Fast forward a century and a half, cross both the Atlantic and the equator, and you’ll find the roots of the second work on the program, Heitor Villa-Lobos’ 1st String quartet. Really more of a six-movement suite, this work was recently performed on our “Q Series” concert nine days ago at the Emporium Center. For a piece with Brazilian origins, it sure uses a lot of impressionistic musical language. It’s no wonder, considering Villa-Lobos spent four years in Paris.
The grand finale of the concert will be Franz Schubert’s magnum opus for the string quartet, the d minor Death and the Maiden quartet. The quartets Schubert composed as a teenager are definitely youthful works compared to this; he himself dismissed them as such. A more mature quartet was composed concurrently with D&TM, his op. 29 Rosamunde quartet.
Schubert’s lot was an unhappy one during the year this was composed (1824); incredibly, at the time of its composition, he was younger than any of the members of the KSO’s Principal Quartet. He was broke and sickly, and his publisher Diabelli was ripping him off royally. Perhaps he had some inkling that he would only live four more years. This work’s mood, especially its tonality, reflects his frame of mind at this time, but it is by no means morose.

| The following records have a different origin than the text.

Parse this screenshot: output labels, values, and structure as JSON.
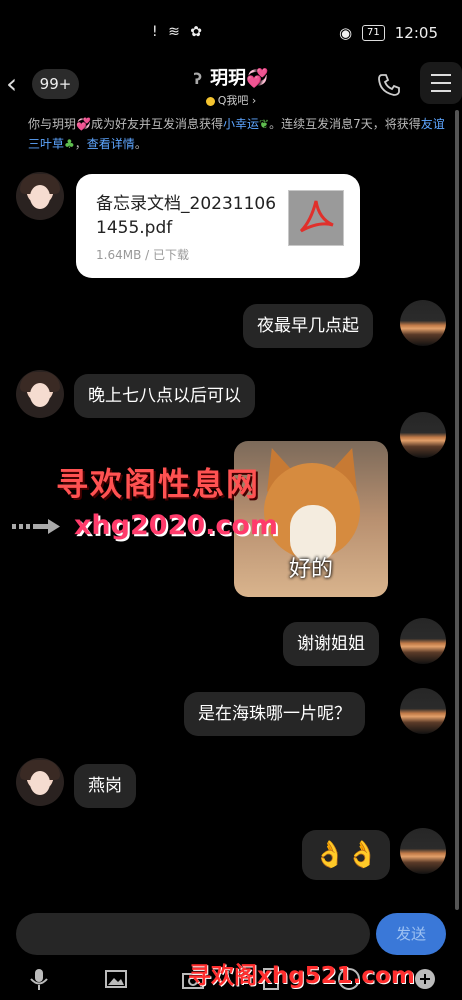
{
  "status_bar": {
    "icons": "! ≋ ✿",
    "battery": "71",
    "time": "12:05"
  },
  "header": {
    "unread_badge": "99+",
    "contact_name": "玥玥",
    "heart": "💞",
    "subtitle": "Q我吧 ›"
  },
  "notice": {
    "part1": "你与玥玥",
    "part2": "成为好友并互发消息获得",
    "link1": "小幸运",
    "part3": "。连续互发消息7天，将获得",
    "link2": "友谊三叶草",
    "part4": "，",
    "link3": "查看详情",
    "part5": "。"
  },
  "messages": {
    "file_name": "备忘录文档_202311061455.pdf",
    "file_meta": "1.64MB / 已下载",
    "m1": "夜最早几点起",
    "m2": "晚上七八点以后可以",
    "sticker_text": "好的",
    "m3": "谢谢姐姐",
    "m4": "是在海珠哪一片呢？",
    "m5": "燕岗",
    "m6": "👌👌"
  },
  "watermarks": {
    "line1": "寻欢阁性息网",
    "line2": "xhg2020.com",
    "line3": "寻欢阁xhg521.com"
  },
  "composer": {
    "send_label": "发送"
  }
}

The first movement has a hook that is challenged only by the opening phrase of Beethoven’s 5th symphony for the title of “Most Dramatic Musical Phrase Ever Written.” The subtitle of the quartet is derived from his 1817 lied of the same name, the theme of which is treated with a set of variations that make up the second movement. After a syncopated, dramatic scherzo (with a mood swing into D Major during the trio section), the tarantella finale brings it all home. Its theme is surely the inspiration for the Civil War era song When Johnny Comes Marching Home (aka The Ants Go Marching), although there is no earthly way that either Johnny or the ants could march as fast as this tarantella’s breakneck tempo.